I know I can write $X = \bigcup_{f\in A^+}X_f$ where $X_f=\{p \in X \mid f \notin p\}$.
Is it true that the quotient $X/G$, as a topological space, can be written as $X/G = \bigcup_{f\in A^G}p(X_f)$ ? With $p:X \to X/G$ I intend the projection, while $A^G $ is the subring of $G$ invariants element of $A$.
I tried to prove it, but no idea on how to proceed.
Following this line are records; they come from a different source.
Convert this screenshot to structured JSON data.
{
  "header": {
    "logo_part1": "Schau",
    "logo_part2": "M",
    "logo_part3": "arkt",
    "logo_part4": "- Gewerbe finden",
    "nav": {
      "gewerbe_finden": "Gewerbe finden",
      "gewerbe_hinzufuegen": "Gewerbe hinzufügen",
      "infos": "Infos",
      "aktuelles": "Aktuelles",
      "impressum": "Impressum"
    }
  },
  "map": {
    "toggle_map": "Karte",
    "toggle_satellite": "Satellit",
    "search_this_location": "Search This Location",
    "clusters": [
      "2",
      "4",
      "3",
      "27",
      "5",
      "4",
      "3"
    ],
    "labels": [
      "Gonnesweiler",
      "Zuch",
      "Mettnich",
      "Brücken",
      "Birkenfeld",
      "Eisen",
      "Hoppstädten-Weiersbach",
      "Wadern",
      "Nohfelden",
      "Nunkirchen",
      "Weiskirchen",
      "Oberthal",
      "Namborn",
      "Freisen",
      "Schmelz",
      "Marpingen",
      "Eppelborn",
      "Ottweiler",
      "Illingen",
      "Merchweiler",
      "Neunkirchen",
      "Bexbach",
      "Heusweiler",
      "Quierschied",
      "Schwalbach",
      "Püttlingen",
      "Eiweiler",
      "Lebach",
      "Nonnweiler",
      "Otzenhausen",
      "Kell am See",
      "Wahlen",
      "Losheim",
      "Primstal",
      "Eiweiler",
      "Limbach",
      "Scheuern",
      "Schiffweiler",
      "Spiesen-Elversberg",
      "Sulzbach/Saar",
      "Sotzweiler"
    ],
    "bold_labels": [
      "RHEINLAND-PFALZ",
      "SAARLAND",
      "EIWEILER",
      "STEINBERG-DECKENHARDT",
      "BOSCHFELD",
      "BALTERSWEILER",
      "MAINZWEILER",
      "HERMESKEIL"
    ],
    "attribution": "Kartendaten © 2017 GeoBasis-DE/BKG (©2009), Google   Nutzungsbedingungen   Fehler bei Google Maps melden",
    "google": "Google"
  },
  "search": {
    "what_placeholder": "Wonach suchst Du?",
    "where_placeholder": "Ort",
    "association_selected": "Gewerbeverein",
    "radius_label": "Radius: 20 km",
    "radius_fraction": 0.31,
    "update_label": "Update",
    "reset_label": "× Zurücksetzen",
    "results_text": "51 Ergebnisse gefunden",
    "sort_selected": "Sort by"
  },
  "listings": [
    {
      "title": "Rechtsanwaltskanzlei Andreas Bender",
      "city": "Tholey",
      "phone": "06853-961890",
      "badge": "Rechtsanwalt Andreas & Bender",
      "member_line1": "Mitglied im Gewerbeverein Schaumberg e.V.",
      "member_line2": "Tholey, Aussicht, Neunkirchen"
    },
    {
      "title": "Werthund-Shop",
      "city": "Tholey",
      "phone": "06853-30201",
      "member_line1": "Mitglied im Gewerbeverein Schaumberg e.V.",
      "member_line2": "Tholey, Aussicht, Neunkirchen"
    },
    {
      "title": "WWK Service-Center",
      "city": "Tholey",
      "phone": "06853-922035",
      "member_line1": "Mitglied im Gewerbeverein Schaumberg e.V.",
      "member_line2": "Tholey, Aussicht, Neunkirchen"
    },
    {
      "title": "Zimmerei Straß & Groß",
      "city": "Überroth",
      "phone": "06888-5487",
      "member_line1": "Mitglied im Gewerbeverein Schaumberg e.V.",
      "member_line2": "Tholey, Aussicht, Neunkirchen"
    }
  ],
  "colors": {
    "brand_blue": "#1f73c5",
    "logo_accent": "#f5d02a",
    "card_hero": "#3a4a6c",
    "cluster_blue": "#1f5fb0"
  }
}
Any help/hint would be appreciated!
Yes; in fact, $X$ itself can already be written as $\bigcup_{f\in (A^G)^+}X_f$. Suppose $p\in X$ and $p$ is not in $X_f$ for any $f\in (A^G)^+$, i.e. $p$ contains all of $(A^G)^+$. Let $f$ be any element of $A^+$. Enumerate the elements of $G$ as $g_1,\dots,g_n$ and observe that every elementary symmetric polynomial in $g_1f,\dots,g_nf$ is in $(A^G)^+$, and thus in $p$. Thus, the polynomial $q(t)=(t-g_1f)\cdots(t-g_nf)$ has all coefficients except the leading coefficient in $p$. Taking this polynomial mod $p$, then, it reduces to just $t^n$. But $f$ is a root of $q(t)$, so this means $f^n$ is $0$ mod $p$. Since $p$ is prime, this means $f\in p$. Since $f\in A^+$ was arbitrary, this means $p$ is all of $A^+$, which is a contradiction.